HOSPITALIZED. BILL JOHNSON, 40, Olympic downhill-skiing champion in 1984 and the first American man to win a World Cup downhill race; in a coma after crashing face-first on icy slopes at about 45 m.p.h.; in Whitefish, Mont. Johnson was attempting to stage a comeback and remake the Olympic team 17 years after winning gold in Sarajevo.
DIED. JOHN PHILLIPS, 65, founder of the 1960s hippie rock/folk band the Mamas and the Papas, innovator of the California sound and writer of such intricate vocal harmonies as the 1966 chart topper California Dreamin' and Monday, Monday; of heart failure; in Los Angeles. Following a brief reign atop the charts, the group split up in 1968 after Phillips' then wife and bandmate Michelle had an affair with fellow band member Denny Doherty. Phillips, a recovered drug and alcohol user, received a liver transplant in 1992.
DIED. DAVID MCTAGGART, 68, passionate environmental crusader who founded Greenpeace International in 1979; in a head-on car crash; in the Umbrian countryside near Perugia, Italy. McTaggart inspired a worldwide movement in 1972 by defiantly sailing his boat into a French nuclear test site at the Mururoa atoll in the South Pacific.
DIED. WILLIAM HANNA, 90, groundbreaking animator who, with partner Joseph Barbera, fathered such unforgettable characters as Scooby-Doo, Fred Flintstone, Tom and Jerry, and the Jetsons; in Los Angeles. In 1930, after losing a construction engineering job, Hanna started composing music for cartoons; by 1937 he had begun his partnership with Barbera. Hanna-Barbera's cartoon comedy won the team eight Emmys, including one for The Huckleberry Hound Show, the first given to an animated series.
DIED. ROWLAND EVANS, 79, nationally syndicated columnist and television pundit; of cancer; in Washington. Over the years, Evans worked as a reporter for the Associated Press, the Wall Street Journal and the Chicago Sun-Times. In 1963 he teamed with fellow journalist Robert Novak; the two subsequently penned joint columns, co-wrote several books and for nearly 20 years acted as hosts of a show on CNN.
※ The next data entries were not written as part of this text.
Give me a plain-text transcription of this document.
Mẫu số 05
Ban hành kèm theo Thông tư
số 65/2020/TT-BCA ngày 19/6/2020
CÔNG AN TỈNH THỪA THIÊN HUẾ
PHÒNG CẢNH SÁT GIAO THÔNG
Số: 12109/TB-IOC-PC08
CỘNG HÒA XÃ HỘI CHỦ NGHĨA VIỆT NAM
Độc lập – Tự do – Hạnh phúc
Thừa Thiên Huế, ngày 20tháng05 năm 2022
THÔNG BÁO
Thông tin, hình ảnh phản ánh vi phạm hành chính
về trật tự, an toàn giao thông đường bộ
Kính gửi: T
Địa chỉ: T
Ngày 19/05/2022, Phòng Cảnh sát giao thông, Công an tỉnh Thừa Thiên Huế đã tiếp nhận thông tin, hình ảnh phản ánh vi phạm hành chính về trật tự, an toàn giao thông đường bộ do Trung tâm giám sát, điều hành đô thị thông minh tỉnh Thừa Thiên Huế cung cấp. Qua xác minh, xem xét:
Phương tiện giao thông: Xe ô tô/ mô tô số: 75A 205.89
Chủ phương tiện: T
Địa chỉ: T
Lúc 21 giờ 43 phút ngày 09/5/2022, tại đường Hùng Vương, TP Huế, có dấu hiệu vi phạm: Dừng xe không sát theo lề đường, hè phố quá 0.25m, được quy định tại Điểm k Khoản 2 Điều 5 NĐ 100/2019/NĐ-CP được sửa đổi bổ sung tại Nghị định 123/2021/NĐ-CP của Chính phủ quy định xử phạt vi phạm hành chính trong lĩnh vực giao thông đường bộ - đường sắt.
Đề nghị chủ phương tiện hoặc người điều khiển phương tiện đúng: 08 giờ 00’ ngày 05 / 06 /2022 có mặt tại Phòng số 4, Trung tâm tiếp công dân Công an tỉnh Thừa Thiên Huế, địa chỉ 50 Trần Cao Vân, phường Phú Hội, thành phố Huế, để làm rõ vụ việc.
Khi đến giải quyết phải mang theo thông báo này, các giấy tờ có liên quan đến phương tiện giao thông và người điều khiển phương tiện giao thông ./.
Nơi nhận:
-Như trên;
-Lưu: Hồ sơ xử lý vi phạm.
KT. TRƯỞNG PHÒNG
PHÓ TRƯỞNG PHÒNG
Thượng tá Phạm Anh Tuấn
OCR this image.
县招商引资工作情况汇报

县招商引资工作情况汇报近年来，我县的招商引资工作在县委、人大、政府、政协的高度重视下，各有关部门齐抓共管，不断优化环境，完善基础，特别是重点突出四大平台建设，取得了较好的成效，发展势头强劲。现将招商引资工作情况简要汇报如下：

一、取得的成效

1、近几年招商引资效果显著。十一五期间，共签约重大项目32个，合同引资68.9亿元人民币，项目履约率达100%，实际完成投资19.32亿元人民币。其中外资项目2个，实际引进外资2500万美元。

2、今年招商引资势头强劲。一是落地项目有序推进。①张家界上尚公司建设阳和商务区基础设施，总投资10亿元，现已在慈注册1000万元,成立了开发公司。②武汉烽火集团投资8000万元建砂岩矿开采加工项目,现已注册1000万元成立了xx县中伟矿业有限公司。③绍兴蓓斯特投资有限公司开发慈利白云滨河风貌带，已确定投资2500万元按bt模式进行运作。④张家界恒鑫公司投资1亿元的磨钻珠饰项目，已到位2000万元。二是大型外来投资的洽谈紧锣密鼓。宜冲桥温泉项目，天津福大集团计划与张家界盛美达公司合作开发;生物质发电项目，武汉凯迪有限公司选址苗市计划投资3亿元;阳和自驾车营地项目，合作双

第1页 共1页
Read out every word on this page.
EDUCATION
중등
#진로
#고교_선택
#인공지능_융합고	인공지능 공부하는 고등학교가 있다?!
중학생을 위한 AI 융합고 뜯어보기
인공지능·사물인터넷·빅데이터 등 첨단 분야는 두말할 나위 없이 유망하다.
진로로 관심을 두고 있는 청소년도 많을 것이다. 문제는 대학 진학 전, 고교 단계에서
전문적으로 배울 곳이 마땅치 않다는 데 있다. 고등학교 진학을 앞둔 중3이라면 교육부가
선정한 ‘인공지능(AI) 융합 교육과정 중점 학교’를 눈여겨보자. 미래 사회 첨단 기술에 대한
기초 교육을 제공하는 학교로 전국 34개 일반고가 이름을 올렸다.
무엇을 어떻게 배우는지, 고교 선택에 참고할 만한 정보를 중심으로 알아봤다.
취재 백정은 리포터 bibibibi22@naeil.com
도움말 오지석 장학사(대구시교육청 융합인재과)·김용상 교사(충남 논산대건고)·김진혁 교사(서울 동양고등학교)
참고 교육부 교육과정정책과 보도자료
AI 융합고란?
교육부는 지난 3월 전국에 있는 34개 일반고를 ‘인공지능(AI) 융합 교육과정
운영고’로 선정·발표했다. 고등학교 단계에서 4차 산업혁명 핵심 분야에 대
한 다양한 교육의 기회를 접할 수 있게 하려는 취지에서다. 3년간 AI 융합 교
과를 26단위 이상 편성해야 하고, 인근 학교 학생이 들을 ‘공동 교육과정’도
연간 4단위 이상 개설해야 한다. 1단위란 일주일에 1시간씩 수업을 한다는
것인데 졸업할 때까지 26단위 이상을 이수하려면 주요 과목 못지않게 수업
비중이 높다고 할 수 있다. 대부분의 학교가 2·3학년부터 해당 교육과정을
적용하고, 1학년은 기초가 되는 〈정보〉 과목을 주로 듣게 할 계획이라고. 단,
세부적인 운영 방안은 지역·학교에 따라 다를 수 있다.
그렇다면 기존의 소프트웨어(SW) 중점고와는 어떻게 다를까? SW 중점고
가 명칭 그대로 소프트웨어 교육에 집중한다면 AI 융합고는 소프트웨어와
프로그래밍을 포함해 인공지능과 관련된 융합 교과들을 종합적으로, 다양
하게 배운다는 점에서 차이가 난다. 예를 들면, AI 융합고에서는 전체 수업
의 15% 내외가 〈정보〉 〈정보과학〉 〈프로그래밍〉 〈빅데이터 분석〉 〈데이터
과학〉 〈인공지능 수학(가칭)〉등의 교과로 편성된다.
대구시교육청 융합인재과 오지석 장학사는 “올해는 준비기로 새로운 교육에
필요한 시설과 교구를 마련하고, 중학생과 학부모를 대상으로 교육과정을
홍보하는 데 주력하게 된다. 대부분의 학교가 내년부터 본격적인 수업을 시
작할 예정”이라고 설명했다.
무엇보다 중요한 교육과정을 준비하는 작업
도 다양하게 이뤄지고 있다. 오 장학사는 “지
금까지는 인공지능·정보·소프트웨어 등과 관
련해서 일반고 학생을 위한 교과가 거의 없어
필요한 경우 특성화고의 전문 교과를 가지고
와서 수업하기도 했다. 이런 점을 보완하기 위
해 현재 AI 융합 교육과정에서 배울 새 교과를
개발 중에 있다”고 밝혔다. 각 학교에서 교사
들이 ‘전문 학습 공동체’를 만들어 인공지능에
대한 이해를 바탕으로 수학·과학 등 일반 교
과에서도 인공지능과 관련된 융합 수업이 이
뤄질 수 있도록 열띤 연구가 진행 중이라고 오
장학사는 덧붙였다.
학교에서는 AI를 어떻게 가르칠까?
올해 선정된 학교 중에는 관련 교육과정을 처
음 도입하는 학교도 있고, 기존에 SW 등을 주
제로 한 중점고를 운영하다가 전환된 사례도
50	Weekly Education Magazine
DIED. CHUNG JU YUNG, 85, industry titan who helped revive South Korea's war-torn economy with his founding of the Hyundai Group; in Seoul. Chung, whose company's cars and electronics embodied his country's "economic miracle," had seen his reputation tarnished in recent years through debt, an inability to streamline the firm in the face of the Asian financial crisis, and allegations of fraud and cronyism. Last year the Hyundai Group was splintered by two of his sons, who served as the company's co-chairmen.